Gorton Sees Delay On Species Act

Associated Press

The Senate probably won’t have time this year to vote on legislation revamping the Endangered Species Act, Sen. Slade Gorton, R-Wash., said Tuesday.

“I think the House may pass its bill this year, but I think it is more likely it will be debated early next year in the Senate,” Gorton said in an interview.

Gorton, a prominent critic of the wildlife protection law, previously had been optimistic the Senate would vote on his and others’ proposed sweeping changes in the act.

“By the time we finish this whole crisis over the budget, I think Congress is going to be ready to go home for the year,” he said.

Among other things, Gorton’s bill would let the secretaries of agriculture and interior decide whether it was in the national interest to save a species from extinction. Current law requires the government to do everything it can to make sure all species survive.

Gorton, chairman of the Senate Appropriations subcommittee on the interior, also said Congress would not approve any proposal President Clinton makes to repeal salvage logging legislation that Congress approved and Clinton signed into law.
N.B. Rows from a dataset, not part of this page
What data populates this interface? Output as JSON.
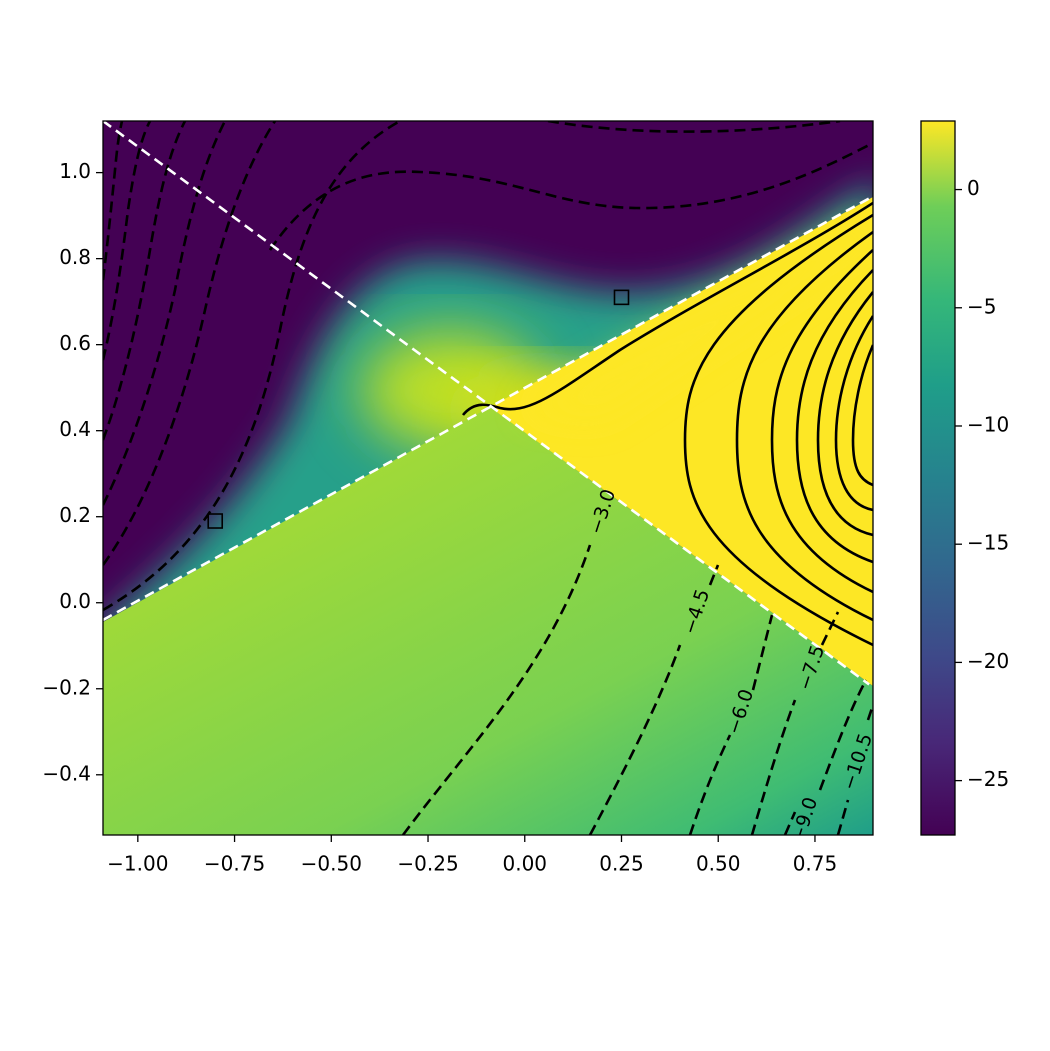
{
  "chart_data": {
    "type": "contour",
    "xlim": [
      -1.09,
      0.9
    ],
    "ylim": [
      -0.54,
      1.12
    ],
    "xticks": [
      {
        "value": -1,
        "label": "−1.00"
      },
      {
        "value": -0.75,
        "label": "−0.75"
      },
      {
        "value": -0.5,
        "label": "−0.50"
      },
      {
        "value": -0.25,
        "label": "−0.25"
      },
      {
        "value": 0,
        "label": "0.00"
      },
      {
        "value": 0.25,
        "label": "0.25"
      },
      {
        "value": 0.5,
        "label": "0.50"
      },
      {
        "value": 0.75,
        "label": "0.75"
      }
    ],
    "yticks": [
      {
        "value": -0.4,
        "label": "−0.4"
      },
      {
        "value": -0.2,
        "label": "−0.2"
      },
      {
        "value": 0,
        "label": "0.0"
      },
      {
        "value": 0.2,
        "label": "0.2"
      },
      {
        "value": 0.4,
        "label": "0.4"
      },
      {
        "value": 0.6,
        "label": "0.6"
      },
      {
        "value": 0.8,
        "label": "0.8"
      },
      {
        "value": 1,
        "label": "1.0"
      }
    ],
    "colorbar": {
      "clim": [
        -27.3,
        2.9
      ],
      "ticks": [
        0,
        {
          "value": -5,
          "label": "−5"
        },
        {
          "value": -10,
          "label": "−10"
        },
        {
          "value": -15,
          "label": "−15"
        },
        {
          "value": -20,
          "label": "−20"
        },
        {
          "value": -25,
          "label": "−25"
        }
      ]
    },
    "contour_labels": [
      {
        "value": -3.0,
        "label": "−3.0"
      },
      {
        "value": -4.5,
        "label": "−4.5"
      },
      {
        "value": -6.0,
        "label": "−6.0"
      },
      {
        "value": -7.5,
        "label": "−7.5"
      },
      {
        "value": -9.0,
        "label": "−9.0"
      },
      {
        "value": -10.5,
        "label": "−10.5"
      }
    ],
    "markers": {
      "x": [
        -0.8,
        0.25
      ],
      "y": [
        0.19,
        0.71
      ]
    },
    "lines": [
      {
        "x": [
          -1.09,
          0.89
        ],
        "y": [
          1.12,
          -0.19
        ]
      },
      {
        "x": [
          -1.09,
          0.89
        ],
        "y": [
          -0.04,
          0.94
        ]
      }
    ]
  }
}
Clinton said Saturday that the measure waiving environmental laws to expedite logging on national forests “may lead to grave environmental injury to chinook salmon and other wildlife and damage our rivers and streams. My administration will actively pursue a legislative remedy to correct this extreme result.”

The legislation he signed, he said, was intended to speed only those logging operations that did not violate environmental standards.